One of Young Bangla’s core promises is to amplify the unheard voices of youth and give them a say in the national policymaking dialogue. The “Young Bangla Facebook Live” program that has given hundreds of thousands of youth a unique opportunity to go one-on-one with policymakers, has been doing just that.
In just one-year time, Young Bangla has virtually engaged more than one million young men and women in one-on-one conversation with four young state ministers of the government and six young members of the parliament (MPs) on a wide range of issues including power and energy, ICT, foreign affairs, youth and sports development and employability, with a special focus on youth.
During a typical Young Bangla Facebook Live session, a young male or female state minister or an MP takes questions from a live audience on the Young Bangla Facebook page for an hour. The audience places the questions in the comment section or inbox, and the policymaker picks the questions they want to answer.
“Young Bangla Facebook Live has lessened the spatial barrier between youth interested in development and politics and the public representatives,” said Sabbir Bin Shams, executive director of Centre for Research and Information (CRI – the secretariat of Young Bangla.

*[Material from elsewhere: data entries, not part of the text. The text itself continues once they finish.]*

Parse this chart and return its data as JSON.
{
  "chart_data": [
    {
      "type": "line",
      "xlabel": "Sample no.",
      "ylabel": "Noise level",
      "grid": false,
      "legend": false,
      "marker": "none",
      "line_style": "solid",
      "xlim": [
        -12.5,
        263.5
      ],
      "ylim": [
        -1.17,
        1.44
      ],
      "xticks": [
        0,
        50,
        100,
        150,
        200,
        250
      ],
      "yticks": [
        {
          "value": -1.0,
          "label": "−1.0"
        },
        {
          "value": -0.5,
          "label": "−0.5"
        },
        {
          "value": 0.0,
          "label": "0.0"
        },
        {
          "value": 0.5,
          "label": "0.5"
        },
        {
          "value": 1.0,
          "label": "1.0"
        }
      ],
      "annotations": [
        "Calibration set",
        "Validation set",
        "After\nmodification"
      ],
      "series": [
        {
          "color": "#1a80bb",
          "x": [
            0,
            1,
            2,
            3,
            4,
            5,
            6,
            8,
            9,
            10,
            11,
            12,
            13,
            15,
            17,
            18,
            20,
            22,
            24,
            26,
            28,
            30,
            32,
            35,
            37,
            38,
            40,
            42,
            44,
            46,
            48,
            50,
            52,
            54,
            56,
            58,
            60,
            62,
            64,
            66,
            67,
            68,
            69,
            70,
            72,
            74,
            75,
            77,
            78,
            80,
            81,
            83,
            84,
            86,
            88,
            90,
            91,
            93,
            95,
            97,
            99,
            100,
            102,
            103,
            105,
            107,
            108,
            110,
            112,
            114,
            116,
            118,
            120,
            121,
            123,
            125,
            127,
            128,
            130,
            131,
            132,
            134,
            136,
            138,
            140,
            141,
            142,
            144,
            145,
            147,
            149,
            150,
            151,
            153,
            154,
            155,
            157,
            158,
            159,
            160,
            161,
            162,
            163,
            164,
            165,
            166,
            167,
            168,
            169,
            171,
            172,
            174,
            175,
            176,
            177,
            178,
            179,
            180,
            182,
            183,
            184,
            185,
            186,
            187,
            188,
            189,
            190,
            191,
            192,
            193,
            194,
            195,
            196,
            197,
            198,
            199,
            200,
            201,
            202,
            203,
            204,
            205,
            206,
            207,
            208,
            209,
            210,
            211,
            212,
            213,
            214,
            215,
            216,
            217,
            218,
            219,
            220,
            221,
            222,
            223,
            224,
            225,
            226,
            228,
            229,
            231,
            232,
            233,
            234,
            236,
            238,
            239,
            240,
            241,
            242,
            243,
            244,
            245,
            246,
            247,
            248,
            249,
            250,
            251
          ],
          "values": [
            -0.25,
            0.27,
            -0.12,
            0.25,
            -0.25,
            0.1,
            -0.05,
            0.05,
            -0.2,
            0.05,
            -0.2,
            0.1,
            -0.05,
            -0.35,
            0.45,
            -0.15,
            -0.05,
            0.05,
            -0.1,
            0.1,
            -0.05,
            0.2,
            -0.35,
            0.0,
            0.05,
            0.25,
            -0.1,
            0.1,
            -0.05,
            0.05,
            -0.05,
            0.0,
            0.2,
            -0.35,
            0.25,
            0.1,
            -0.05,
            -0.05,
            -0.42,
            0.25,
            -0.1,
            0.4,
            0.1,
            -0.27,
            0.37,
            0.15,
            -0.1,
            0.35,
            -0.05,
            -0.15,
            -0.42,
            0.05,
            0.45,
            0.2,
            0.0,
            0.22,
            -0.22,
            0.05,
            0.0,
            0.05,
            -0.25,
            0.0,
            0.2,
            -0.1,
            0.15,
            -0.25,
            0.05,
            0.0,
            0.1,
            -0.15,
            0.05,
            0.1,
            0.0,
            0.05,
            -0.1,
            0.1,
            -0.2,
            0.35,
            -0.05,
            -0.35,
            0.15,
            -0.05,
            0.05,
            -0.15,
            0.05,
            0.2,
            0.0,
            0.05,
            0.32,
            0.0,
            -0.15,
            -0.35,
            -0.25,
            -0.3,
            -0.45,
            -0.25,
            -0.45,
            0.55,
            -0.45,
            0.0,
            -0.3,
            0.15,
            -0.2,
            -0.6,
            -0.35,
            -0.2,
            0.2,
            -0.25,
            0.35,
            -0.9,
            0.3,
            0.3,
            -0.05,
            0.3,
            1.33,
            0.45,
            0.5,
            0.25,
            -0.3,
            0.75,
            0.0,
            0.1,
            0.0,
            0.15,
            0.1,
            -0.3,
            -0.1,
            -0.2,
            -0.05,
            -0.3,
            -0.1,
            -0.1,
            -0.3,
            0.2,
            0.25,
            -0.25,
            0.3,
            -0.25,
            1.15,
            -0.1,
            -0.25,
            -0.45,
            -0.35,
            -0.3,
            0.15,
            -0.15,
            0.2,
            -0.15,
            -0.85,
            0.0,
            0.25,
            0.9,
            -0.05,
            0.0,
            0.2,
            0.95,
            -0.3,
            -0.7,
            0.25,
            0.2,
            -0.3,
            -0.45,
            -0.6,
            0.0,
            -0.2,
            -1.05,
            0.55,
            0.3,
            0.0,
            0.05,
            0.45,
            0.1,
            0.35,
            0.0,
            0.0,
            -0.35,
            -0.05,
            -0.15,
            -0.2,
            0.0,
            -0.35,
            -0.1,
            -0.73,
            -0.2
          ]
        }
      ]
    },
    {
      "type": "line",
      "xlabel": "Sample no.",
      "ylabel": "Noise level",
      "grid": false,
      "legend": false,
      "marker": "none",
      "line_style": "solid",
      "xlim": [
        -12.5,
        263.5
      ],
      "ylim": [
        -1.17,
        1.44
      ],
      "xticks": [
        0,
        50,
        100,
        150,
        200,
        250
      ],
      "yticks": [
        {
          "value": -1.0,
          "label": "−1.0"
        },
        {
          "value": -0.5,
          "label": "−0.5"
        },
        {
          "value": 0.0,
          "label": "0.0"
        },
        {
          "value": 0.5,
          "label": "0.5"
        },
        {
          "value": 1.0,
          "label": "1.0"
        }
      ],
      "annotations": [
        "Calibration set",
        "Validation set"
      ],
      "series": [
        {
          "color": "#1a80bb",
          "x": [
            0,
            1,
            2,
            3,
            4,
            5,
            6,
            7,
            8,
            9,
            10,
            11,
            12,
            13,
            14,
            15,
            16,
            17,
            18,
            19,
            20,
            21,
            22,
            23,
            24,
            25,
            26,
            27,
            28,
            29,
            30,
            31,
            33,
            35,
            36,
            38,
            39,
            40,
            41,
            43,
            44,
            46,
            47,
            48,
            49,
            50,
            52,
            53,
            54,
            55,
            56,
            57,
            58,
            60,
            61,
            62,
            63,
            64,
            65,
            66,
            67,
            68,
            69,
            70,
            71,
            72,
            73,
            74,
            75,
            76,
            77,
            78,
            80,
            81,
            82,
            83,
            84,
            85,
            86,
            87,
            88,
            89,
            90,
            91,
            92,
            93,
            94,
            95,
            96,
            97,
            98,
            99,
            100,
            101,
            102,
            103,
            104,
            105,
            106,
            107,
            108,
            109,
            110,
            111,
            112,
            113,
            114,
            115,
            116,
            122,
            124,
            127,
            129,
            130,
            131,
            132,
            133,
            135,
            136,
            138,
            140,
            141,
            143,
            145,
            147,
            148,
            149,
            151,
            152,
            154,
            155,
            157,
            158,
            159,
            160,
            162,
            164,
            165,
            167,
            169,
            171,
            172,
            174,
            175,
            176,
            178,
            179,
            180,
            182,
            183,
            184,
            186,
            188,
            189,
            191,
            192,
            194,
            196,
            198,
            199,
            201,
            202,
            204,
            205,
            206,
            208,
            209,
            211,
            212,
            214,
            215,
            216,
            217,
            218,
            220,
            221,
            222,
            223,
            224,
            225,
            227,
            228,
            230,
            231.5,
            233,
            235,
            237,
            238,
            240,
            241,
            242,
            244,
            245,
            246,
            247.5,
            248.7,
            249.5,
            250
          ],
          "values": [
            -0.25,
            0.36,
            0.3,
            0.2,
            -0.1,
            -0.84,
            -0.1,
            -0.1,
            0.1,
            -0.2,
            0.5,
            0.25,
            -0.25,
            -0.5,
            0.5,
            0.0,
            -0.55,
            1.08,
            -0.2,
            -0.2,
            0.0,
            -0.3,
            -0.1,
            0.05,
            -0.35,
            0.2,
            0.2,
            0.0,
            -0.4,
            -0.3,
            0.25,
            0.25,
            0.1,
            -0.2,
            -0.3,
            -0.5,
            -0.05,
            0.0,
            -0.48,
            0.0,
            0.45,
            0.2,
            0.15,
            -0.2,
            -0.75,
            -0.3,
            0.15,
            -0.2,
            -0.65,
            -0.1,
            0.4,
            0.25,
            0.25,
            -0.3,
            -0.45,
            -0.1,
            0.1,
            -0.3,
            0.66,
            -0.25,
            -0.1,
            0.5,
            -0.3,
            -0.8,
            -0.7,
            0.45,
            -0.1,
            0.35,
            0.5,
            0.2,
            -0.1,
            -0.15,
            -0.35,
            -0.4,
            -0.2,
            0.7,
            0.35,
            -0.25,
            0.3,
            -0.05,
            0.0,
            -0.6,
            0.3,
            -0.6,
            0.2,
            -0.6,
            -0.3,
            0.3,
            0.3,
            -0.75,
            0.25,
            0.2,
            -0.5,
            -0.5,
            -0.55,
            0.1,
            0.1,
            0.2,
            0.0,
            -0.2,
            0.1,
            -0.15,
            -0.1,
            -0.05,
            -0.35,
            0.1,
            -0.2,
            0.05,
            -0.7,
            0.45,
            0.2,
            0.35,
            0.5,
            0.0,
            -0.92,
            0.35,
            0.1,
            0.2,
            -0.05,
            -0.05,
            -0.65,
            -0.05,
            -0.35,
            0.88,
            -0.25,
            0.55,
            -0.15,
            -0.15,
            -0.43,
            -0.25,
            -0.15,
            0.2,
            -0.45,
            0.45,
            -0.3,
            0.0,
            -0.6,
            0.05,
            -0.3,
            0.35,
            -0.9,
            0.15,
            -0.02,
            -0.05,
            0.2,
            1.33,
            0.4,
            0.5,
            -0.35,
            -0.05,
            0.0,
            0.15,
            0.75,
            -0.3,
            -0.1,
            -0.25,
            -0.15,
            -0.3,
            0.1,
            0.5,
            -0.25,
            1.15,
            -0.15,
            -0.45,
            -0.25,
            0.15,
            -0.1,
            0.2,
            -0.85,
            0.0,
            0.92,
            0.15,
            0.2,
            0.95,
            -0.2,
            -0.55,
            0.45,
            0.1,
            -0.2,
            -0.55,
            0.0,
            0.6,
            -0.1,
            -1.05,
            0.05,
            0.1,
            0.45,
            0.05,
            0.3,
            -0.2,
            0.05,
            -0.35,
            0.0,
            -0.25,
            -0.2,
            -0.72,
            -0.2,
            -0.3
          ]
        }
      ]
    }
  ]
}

Starting February 2017, Young Bangla has so far organized 10 such Facebook live sessions that have engaged as many as 1.1 million youth, who have asked a staggering number 5,300 unique questions on a wide variety of issues.
Young men and women in Bangladesh do not often get the chance to challenge ministers and MPs, particularly on burning issues; the Young Bangla Facebook live has given them that unique opportunities.
For example, during a live session in March 2017, Mr Nasrul Hamid, MP, state minister for power, energy and mineral resources, was literally bombarded with questions on the Rampal power plant issues by the Facebook audience. Not just for the young audience, it was a unique opportunity for the state minister as well who got to clarify the government’s stance on the environmental concern centering the power plant.
“Interestingly, there were questions on many such low-level corruption in the administration that the policymakers first came to know about during the live sessions,” said Israt Farzana, research officer at CRI and coordinator of the live sessions.
Young Bangla is now looking to expand the floor by diversifying the guest list to accommodate youth icons, sports personalities, media professionals, artists, actors and musicians.